C'est dans cet esprit que Jean-Yves Duclos a développé
un programme informatique des plus novateurs en 1998. Baptisé
DAD (Distributive Analysis/Analyse distributive), ce programme
permet aux chercheurs des pays en développement de mesurer
eux-mêmes l'indice de pauvreté de leur pays, une
opération autrefois réservée aux chercheurs
des pays riches, en raison des méthodes coûteuses
et complexes qui y sont liées. Après avoir débuté
au Cameroun, DAD a pris de l'envergure: six ans après
sa mise sur pied, quelque 700 utilisateurs provenant de dizaines
de pays en développement profitent de ce programme financé
par le Centre de recherches pour le développement international
(CRDI) du Canada. Les indices utilisés sont ceux des organisations
internationales comme les Nations Unies, le Fonds monétaire
international et la Banque mondiale pour suivre le développement
économique international et allouer des bourses et des
prêts aux pays en développement.
Un certain bien-être
"Le fait que les populations des pays en développement
puissent elles-mêmes dresser le portrait statistique de
leur pays et être en mesure de conseiller les décideurs
sur les répercussions de leurs politiques sur les plans
humain et économique leur donne un grand sentiment de
confiance et de contrôle, explique Jean-Yves Duclos. Les
gens se sentent moins démunis et ont la sensation de travailler
par eux-mêmes et pour eux-mêmes. En bout de ligne,
c'est une situation qui ne peut servir qu'à améliorer
les relations entre le Nord et le Sud."
Car le monde change et doit changer, estime Jean-Yves Duclos.
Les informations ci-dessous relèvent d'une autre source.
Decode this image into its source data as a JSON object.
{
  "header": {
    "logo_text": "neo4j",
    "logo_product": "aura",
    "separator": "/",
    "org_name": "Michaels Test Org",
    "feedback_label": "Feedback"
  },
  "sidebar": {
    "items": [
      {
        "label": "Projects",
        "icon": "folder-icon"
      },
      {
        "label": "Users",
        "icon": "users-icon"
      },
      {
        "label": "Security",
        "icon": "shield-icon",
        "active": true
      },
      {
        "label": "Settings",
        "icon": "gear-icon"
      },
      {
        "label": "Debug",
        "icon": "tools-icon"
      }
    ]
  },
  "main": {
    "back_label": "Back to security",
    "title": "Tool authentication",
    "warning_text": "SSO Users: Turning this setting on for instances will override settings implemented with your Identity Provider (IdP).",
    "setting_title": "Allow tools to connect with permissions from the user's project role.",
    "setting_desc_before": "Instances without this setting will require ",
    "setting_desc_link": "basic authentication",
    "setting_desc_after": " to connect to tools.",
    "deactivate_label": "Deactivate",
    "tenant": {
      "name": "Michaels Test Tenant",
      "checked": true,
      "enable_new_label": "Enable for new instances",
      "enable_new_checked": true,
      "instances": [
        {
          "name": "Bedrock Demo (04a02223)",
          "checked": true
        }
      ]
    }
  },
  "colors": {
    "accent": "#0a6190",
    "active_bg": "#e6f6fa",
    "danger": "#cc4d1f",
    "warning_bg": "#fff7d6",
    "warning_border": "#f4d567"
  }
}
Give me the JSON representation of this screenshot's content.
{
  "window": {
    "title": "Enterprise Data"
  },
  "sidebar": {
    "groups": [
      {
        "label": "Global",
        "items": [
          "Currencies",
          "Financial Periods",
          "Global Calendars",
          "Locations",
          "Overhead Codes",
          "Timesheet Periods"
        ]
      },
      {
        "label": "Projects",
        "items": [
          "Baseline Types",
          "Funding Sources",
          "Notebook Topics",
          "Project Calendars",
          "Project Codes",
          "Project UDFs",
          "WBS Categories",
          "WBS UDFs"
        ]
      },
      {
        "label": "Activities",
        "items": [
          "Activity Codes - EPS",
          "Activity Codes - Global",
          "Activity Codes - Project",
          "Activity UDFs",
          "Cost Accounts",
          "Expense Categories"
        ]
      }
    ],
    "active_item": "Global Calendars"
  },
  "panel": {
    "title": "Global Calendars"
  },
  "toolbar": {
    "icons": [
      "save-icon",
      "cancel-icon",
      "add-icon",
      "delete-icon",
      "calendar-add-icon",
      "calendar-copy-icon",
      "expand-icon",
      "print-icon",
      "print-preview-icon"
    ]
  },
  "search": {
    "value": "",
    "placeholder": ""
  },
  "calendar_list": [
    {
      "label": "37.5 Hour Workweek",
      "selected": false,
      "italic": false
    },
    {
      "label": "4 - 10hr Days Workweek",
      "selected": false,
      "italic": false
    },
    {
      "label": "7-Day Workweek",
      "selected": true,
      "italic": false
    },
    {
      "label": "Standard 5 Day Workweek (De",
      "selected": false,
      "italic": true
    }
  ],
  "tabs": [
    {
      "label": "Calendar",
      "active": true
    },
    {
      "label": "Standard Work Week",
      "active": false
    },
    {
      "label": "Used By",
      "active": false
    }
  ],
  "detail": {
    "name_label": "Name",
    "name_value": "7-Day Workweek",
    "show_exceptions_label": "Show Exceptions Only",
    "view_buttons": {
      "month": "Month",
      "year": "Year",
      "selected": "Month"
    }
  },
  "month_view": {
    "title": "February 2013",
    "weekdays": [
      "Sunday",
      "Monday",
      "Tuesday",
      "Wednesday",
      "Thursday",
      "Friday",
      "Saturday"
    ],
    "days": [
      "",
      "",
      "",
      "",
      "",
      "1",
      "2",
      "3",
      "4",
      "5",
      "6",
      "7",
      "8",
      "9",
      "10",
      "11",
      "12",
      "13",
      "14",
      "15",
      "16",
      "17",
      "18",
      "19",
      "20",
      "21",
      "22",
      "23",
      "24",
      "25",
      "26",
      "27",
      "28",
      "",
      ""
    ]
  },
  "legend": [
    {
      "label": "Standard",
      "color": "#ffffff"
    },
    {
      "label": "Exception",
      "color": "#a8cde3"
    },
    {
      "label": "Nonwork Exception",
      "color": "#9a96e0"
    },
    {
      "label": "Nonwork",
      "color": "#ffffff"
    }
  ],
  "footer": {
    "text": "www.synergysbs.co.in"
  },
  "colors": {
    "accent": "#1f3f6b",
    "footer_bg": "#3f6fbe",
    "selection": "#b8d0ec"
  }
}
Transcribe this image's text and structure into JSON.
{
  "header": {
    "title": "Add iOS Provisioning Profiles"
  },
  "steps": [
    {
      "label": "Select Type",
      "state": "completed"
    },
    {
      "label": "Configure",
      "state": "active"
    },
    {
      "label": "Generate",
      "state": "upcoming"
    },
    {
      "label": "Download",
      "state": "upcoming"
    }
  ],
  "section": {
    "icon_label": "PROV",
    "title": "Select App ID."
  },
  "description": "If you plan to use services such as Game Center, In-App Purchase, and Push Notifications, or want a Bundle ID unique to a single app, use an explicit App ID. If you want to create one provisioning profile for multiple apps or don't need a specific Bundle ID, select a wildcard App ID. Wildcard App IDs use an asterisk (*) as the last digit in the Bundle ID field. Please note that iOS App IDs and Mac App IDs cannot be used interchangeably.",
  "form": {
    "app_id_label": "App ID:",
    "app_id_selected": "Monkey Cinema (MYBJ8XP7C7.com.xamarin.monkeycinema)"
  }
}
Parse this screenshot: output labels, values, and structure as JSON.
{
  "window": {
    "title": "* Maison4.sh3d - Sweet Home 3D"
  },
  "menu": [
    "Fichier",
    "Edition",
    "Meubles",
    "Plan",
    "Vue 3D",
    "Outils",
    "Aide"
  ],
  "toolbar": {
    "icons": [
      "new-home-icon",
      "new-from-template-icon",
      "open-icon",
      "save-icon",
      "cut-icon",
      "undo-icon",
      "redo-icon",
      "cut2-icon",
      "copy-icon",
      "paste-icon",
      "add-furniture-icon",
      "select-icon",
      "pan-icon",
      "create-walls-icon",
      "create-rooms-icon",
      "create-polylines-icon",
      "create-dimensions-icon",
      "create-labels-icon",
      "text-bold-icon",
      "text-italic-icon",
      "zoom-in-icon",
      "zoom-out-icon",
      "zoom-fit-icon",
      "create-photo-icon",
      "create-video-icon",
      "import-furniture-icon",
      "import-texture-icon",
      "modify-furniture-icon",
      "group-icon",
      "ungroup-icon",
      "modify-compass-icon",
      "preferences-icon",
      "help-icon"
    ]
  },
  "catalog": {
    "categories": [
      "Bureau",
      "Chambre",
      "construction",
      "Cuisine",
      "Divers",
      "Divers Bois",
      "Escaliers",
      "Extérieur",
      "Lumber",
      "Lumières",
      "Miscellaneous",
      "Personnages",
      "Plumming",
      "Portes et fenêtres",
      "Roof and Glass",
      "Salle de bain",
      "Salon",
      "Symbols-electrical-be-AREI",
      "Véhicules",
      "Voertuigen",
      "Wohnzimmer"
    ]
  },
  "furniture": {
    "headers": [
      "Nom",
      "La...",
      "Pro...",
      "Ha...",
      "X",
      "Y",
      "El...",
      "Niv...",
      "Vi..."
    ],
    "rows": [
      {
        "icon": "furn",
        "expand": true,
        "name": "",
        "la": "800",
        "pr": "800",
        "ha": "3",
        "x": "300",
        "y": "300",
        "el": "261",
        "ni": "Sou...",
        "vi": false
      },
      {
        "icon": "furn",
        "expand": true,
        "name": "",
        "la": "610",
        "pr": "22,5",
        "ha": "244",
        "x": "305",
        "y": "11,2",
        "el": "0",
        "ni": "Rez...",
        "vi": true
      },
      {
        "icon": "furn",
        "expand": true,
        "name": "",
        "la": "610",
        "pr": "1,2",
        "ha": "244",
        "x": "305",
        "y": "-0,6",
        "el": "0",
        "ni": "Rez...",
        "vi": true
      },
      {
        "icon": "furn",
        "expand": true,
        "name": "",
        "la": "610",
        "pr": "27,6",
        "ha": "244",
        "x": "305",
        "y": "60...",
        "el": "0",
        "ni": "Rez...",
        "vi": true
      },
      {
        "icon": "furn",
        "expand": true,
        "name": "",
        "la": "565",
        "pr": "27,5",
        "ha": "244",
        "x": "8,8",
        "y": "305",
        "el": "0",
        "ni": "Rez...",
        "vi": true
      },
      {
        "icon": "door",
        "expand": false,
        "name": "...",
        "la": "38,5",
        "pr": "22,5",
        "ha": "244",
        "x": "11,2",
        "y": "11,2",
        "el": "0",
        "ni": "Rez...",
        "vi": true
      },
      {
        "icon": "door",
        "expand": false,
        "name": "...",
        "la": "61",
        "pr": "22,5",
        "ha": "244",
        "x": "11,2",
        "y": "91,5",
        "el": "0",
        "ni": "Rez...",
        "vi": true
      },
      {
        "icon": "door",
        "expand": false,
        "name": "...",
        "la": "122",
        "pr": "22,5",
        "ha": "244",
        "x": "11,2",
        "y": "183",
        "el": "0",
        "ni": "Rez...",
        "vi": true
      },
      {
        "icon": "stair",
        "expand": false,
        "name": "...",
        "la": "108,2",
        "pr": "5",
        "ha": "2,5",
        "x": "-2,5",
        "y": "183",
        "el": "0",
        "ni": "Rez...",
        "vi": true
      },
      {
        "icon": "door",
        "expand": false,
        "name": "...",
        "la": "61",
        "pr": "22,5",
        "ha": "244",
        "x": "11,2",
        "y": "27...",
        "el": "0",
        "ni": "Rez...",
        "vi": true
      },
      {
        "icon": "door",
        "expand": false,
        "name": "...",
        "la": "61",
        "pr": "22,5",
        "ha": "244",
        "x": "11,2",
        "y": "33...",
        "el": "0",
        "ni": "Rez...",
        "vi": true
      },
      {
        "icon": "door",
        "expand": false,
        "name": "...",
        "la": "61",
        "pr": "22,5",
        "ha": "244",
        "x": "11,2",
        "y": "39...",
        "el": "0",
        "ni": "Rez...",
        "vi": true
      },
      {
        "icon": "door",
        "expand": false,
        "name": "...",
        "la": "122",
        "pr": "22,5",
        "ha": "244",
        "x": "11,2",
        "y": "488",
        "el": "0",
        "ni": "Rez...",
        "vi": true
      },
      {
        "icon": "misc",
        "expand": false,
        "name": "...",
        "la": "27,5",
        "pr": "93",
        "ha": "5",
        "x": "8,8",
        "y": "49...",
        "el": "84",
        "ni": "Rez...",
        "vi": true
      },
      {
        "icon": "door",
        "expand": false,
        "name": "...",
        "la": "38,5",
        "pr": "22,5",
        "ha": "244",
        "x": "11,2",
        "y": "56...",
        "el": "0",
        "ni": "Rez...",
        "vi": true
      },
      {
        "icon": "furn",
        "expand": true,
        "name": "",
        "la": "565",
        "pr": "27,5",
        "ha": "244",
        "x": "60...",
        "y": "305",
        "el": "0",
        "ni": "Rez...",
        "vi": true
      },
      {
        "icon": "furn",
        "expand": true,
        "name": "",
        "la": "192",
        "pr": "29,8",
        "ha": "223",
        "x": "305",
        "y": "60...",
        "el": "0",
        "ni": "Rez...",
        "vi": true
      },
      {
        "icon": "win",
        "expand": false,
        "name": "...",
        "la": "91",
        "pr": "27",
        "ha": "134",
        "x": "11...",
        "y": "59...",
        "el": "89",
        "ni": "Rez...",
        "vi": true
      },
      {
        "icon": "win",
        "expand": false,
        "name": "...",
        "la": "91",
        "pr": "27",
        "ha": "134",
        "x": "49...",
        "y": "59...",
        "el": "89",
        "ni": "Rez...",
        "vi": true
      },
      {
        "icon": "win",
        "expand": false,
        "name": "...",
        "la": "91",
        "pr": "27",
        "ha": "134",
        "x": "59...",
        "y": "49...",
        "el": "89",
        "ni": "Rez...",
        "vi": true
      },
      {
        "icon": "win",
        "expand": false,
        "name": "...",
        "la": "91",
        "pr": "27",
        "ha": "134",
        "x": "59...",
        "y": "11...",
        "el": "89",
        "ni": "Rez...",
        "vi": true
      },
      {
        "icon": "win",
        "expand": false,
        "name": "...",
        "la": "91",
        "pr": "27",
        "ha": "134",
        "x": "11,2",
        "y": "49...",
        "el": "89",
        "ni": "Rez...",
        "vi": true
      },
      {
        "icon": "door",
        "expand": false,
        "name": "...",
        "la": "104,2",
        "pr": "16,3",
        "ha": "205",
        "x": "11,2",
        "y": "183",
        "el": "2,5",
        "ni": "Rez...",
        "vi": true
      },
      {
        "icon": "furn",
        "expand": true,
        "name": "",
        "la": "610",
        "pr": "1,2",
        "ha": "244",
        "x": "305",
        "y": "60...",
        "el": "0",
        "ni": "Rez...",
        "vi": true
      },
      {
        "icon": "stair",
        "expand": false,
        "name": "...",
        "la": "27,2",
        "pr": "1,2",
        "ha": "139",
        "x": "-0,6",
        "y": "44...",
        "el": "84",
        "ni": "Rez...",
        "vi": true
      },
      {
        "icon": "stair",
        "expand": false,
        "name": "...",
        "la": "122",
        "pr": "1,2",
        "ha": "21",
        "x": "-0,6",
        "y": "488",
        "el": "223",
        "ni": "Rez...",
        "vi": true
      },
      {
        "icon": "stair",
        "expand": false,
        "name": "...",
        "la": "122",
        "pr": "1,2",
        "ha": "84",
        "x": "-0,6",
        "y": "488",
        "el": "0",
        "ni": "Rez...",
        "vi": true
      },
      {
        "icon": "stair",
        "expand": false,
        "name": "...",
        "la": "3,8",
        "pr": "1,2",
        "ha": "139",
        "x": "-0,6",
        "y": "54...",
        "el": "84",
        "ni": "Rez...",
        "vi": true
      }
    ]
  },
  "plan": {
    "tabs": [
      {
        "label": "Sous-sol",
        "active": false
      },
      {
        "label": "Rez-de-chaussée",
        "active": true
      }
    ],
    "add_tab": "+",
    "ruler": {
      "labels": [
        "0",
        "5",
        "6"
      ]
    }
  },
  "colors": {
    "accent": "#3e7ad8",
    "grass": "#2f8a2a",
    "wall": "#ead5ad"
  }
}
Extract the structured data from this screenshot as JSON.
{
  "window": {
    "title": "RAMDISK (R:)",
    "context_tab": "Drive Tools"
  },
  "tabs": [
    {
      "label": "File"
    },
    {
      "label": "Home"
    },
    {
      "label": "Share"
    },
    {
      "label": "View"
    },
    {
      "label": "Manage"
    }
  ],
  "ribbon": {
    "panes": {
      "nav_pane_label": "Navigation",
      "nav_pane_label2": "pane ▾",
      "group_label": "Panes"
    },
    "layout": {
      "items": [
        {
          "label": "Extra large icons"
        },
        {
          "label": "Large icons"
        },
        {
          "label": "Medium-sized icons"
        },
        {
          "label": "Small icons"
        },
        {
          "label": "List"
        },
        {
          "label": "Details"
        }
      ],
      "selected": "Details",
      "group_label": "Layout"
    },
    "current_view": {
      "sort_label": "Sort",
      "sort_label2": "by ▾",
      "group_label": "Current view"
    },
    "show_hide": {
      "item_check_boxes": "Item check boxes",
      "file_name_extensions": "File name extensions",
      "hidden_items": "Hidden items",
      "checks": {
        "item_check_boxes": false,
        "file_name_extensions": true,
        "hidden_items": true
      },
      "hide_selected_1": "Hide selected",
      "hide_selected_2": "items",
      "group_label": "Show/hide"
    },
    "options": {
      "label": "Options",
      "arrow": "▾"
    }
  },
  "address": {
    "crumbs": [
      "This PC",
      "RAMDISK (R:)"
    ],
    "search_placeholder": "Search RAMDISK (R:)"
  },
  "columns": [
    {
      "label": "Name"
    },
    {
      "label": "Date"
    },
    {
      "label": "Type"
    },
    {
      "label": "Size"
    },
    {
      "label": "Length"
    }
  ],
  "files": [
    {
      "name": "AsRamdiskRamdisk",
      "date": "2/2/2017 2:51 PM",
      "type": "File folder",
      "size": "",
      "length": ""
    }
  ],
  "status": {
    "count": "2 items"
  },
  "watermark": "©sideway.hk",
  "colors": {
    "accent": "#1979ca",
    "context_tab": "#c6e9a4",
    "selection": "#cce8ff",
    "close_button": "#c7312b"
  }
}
L'économiste voit d'un bon il la montée économique
fulgurante de pays en voie de développement comme la Chine
et l'Inde. "Nous sommes devant deux pays qui veulent sortir
de la misère, dit-il. Je crois que nous devrions nous
réjouir de la situation et les encourager à continuer
à s'intégrer au marché mondial." Devant
la résistance des nations capitalistes à ces géants
qui bousculent la structure industrielle établie, Jean-Yves
Duclos prône l'ouverture et considère tout à
fait légitime et normal que des personnes aspirent au
même niveau de vie que celui des pays riches.
"Pour moi, le monde idéal serait un monde où
tous les êtres humains auraient accès aux mêmes
libertés fondamentales sans que des barrières artificielles
leur soient imposées. Et l'une de ces libertés
est celle d'atteindre un certain état de bien-être,
tout simplement."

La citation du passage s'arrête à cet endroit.